In the middle of the XIX century M.M. Krasovsky wrote a three-volume work, "The Region of Siberian Kirghiz", which gives detailed historical, statistical, geographical and ethnographic information from the life of Kazakhs of North-Eastern Kazakhstan.
By the middle of the XIX century, Kazakhstan became a place of political exile. Many participants of the Decembrist uprising and a circle of Petrashevists, members of a number of Polish uprisings, were exiled here.
For nine years served his exile the Russian poet A.N. Pleshcheev (1850-1859). While in Ak-Mosque, he, along with the Kazakhs, participated in campaigns against the Kokand people. With great respect and love, the poet speaks about the Kazakhs: "It was a pleasure to look at them.

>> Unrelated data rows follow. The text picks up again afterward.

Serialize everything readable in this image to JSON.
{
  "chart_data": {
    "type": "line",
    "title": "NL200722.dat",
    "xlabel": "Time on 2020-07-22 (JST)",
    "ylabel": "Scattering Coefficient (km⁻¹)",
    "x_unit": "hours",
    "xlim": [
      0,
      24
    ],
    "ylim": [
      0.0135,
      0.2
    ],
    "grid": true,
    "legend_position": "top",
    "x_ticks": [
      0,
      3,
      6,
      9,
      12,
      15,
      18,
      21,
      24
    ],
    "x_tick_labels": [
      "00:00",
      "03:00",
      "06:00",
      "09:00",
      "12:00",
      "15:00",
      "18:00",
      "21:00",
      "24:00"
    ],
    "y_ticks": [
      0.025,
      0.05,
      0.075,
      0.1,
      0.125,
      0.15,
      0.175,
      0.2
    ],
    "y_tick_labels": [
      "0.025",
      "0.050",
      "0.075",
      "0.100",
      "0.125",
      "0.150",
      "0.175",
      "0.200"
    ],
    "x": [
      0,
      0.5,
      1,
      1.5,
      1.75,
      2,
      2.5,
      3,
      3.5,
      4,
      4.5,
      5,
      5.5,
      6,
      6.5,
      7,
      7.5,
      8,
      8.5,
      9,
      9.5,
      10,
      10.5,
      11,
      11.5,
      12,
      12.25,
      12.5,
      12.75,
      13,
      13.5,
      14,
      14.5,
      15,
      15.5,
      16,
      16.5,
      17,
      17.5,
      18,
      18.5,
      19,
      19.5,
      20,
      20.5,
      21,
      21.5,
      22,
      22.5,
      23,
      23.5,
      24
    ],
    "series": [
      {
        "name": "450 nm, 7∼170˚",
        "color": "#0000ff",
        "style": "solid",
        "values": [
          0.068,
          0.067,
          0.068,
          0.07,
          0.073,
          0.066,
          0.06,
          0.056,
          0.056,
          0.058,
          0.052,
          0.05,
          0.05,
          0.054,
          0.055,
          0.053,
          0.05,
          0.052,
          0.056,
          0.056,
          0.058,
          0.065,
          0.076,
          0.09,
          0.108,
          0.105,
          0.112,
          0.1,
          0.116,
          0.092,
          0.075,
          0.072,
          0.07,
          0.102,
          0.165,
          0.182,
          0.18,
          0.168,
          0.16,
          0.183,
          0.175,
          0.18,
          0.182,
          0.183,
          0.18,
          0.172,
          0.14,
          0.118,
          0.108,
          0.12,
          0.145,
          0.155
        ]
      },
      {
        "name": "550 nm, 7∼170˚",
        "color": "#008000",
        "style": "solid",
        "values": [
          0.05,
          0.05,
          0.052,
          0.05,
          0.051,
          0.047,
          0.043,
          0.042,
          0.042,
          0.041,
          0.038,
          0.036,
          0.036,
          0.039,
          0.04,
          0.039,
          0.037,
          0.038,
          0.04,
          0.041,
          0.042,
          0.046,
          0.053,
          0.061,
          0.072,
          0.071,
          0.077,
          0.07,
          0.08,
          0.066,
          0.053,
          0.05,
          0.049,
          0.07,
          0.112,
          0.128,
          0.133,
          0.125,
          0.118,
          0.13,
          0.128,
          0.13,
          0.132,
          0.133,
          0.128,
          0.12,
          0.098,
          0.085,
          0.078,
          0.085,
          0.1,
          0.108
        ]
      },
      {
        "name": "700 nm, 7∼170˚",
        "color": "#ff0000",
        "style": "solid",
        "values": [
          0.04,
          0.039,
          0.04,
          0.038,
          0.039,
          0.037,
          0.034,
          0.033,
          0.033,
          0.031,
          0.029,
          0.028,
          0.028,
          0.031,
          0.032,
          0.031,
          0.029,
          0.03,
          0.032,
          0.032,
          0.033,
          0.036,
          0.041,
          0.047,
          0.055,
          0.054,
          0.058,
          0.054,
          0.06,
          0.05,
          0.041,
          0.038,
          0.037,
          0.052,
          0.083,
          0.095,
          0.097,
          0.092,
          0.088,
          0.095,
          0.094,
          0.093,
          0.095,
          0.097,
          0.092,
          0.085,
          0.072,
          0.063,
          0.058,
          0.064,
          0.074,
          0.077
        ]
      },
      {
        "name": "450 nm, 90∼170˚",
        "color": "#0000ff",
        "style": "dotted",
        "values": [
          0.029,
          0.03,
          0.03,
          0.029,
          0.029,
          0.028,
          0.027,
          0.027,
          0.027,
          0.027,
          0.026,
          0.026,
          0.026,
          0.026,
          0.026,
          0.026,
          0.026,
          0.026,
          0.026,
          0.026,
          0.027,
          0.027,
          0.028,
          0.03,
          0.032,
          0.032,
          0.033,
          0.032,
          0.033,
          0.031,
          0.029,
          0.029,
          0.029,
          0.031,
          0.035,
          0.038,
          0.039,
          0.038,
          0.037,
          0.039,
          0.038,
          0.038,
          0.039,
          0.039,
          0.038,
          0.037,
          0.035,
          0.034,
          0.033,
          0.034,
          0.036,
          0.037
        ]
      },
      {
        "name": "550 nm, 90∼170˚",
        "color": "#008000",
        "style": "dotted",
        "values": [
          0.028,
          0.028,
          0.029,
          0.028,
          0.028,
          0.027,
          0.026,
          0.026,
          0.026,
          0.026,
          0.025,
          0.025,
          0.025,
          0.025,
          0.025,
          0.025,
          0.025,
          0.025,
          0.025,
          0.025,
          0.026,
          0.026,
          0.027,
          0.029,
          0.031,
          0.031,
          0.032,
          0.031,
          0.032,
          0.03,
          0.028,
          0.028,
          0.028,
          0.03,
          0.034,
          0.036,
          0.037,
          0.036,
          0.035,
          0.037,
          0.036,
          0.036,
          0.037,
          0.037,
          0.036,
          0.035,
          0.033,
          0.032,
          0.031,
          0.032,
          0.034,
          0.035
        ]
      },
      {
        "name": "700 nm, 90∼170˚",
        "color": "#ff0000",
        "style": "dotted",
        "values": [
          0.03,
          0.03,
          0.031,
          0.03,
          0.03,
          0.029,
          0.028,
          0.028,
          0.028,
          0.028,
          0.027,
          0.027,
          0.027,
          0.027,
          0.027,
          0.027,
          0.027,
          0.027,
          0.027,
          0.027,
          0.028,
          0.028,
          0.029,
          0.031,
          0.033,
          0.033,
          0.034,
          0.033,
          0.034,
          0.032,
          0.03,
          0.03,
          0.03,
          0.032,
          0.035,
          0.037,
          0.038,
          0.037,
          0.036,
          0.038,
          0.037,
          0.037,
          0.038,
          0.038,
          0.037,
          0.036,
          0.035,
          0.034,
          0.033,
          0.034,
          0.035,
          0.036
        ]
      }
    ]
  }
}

A glorious people, you have nothing to say, and you will involuntarily love them". Through his whole life he carried sincere love and respect to the Kazakh people.
In exile there was also the Polish revolutionary democrat Adolf Yanushkevich. In the 40s of the XIX century he took an active part in the expedition to Central Kazakhstan. During the trip, he kept a diary, which was subsequently published in Polish. In his diaries he described the history, way of life, customs and ceremonies of the inhabitants of the Steppe. In one of his letters, he spoke very warmly of the Kazakh people: "A people who is gifted by the Creator of such abilities can not remain alien to civilization .... The time will come when the nomad who roams today will take an honorable place among the peoples who look down on him".
In the XIX - early XX centuries, German, English and French scientists left their research work on Kazakhstan. South-East Kazakhstan was studied in detail by the English traveler and artist T. Atkinson (1799-1861). He was in the nomad camps of the Kazakhs of Semirechye. He managed to gather valuable information from the life of the local population. As an artist, he also made numerous sketches of everyday life scenes of nomads.
German geographer, ethnographer and historian F. von Hel-lvald (1842-1892) prepared the fundamental work "Central Asia. Landscapes and Peoples." He described the everyday life of the Kazakhs, their mutual relations with neighboring peoples.
In the second half of the XIX century there is a whole galaxy of educated Kazakhs, who are actively studying the history and ethnography of their native land.
The research of his son was actively continued by Ch. Valikhanov's father Chingis Valikhanov (1811-1895). He collected historical and ethnographic materials for the Siberian administration. In 1867, for the Moscow exhibition, he sent a whole convoy of exhibits from the everyday life of nomads.
Interesting ethnographic studies left a well-known Kazakh researcher Musa Shormanov (1819-1884). He graduated from the Omsk Cadet Corps. After graduation, he served as a parish governor, then - the senior sultan of the Bayanaul outer district, having risen to the rank of colonel of the Russian army. He wrote such articles as "On cattle breeding among the Kirghiz of Western Siberia", "Kyrgyz folk customs", "Notes on the Kirghiz of Pavlodar County".
Prominent public and state figures of Kazakhstan - A. Bukeikhanov, A. Baytursinuli, M. Dulatov, A. Yermekov, M. Zhumabayev, K. Kemengerov, A. Seitov and others engaged in active study of the history and ethnography of the Kazakhs. The connection to the study of the native land, the study of the history and culture of their people helped them better understand its plight. In the future it was they who began to fight for the improvement of the situation of their people.